O presidente da Comissão de Educação do Senado, senador Marcelo Castro, do MDB, disse que conversou com Milton Ribeiro por telefone e que ficou acertado que o ministro vai comparecer ao Senado na próxima semana. Para Castro, se comprovada a autenticidade da gravação, Milton Ribeiro teria cometido tráfico de influência.
“Porque é que dois pastores que não são funcionários do Ministério da Educação estão intermediando recursos? Evidentemente que são coisas esdrúxulas, estapafúrdias, fora da administração pública, e evidentemente que isso precisa ser esclarecido com todo rigor. O que é que o ministro disse? Que os recursos do FNDE iriam, em primeiro lugar, para os municípios mais necessitados e, em segundo lugar, para todos os amigos, não foi assim? Isso é tráfico de influência explícito”, criticou.
O presidente do Senado, Rodrigo Pacheco, do PSD, também defendeu que o ministro dê mais explicações sobre o caso.
“Evidentemente, a fala do áudio não é uma fala feliz. Vamos aguardar os desdobramentos para entender qual vai ser a temperatura política em relação a isso, e sobretudo permitir ao ministro que possa fazer os esclarecimentos devidos em relação àquilo que disse e o significado do que disse. E se, em termos práticos, houve algum tipo de favorecimento do Ministério da Educação ou não”, ressaltou.
No fim da tarde, o Tribunal de Contas da União aprovou uma fiscalização extraordinária no Ministério da Educação e no repasse de recursos às prefeituras. Segundo o ministro Vital do Rêgo, autor da proposta, os fatos noticiados apontam para a existência de indícios de irregularidades, o que justifica a atuação no TCU.
Por volta das 19h, o procurador-geral da República, Augusto Aras, pediu ao Supremo Tribunal Federal que autorize a abertura de inquérito para investigar se pessoas sem vínculo com o MEC atuavam para a liberação de recursos. A procuradoria quer ouvir os envolvidos no caso e que o ministério e a Controladoria-Geral da União esclareçam o cronograma e os critérios para liberação das verbas.
No documento, Aras ressaltou que o ministro “em momento algum negou ou apontou falsidade no conteúdo da notícia veiculada pela imprensa, admitindo, inclusive, a realização de encontros com os pastores nela mencionados”.

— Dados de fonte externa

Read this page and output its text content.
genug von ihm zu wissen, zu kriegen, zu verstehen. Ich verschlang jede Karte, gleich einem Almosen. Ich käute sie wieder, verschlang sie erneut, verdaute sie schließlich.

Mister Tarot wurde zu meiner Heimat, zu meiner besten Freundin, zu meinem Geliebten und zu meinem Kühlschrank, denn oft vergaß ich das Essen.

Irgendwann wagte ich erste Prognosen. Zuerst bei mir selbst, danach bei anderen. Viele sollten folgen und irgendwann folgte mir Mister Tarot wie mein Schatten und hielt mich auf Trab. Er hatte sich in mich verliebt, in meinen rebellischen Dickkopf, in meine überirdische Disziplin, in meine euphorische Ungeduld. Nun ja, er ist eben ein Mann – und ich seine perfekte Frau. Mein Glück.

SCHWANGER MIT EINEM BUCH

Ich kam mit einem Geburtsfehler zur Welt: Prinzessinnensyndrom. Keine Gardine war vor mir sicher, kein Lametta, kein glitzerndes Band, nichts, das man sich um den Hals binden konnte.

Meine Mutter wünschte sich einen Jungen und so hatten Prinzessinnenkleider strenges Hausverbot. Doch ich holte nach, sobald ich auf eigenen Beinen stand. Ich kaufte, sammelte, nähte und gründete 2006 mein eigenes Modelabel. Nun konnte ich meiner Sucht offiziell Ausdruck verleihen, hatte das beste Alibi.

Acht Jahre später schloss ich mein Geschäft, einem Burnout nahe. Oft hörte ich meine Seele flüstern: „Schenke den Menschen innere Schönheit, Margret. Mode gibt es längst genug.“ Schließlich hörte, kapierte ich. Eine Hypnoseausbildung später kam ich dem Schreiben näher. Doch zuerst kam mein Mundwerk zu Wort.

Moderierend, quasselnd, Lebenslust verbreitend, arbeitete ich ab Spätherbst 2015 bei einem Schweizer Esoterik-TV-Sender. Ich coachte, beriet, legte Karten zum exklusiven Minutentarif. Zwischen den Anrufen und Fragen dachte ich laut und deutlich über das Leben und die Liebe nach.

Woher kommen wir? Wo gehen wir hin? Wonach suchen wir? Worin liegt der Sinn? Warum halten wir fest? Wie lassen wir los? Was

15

Sobre a declaração de Milton Ribeiro, que disse nesta terça, em nota, que não há “nenhuma possibilidade de determinar a alocação de recursos para favorecer ou desfavorecer qualquer município ou estado”, Aras disse que “a posição por ele ocupada – na cúpula do órgão máximo da área de educação do país – proporciona-lhe direção política sobre o funcionamento do Fundo Nacional de Desenvolvimento da Educação e o seu respectivo cronograma”.
O procurador afirma ainda que as denúncias apontam para “a existência de uma potencial contrapartida à prioridade concedida na liberação dessas verbas”.
Na noite desta quarta, o ministro Milton Ribeiro confirmou à TV Globo que recebeu os pastores a pedido do presidente Jair Bolsonaro. Milton Ribeiro admitiu ainda que ouviu relatos de pedido de propina por intermediários e que, em agosto do ano passado, acionou o ministro da Controladoria-Geral da União, Wagner Rosário, para que fosse investigada a denúncia anônima.
O JN procurou a CGU para saber se há alguma investigação em andamento, mas ainda não tivemos resposta.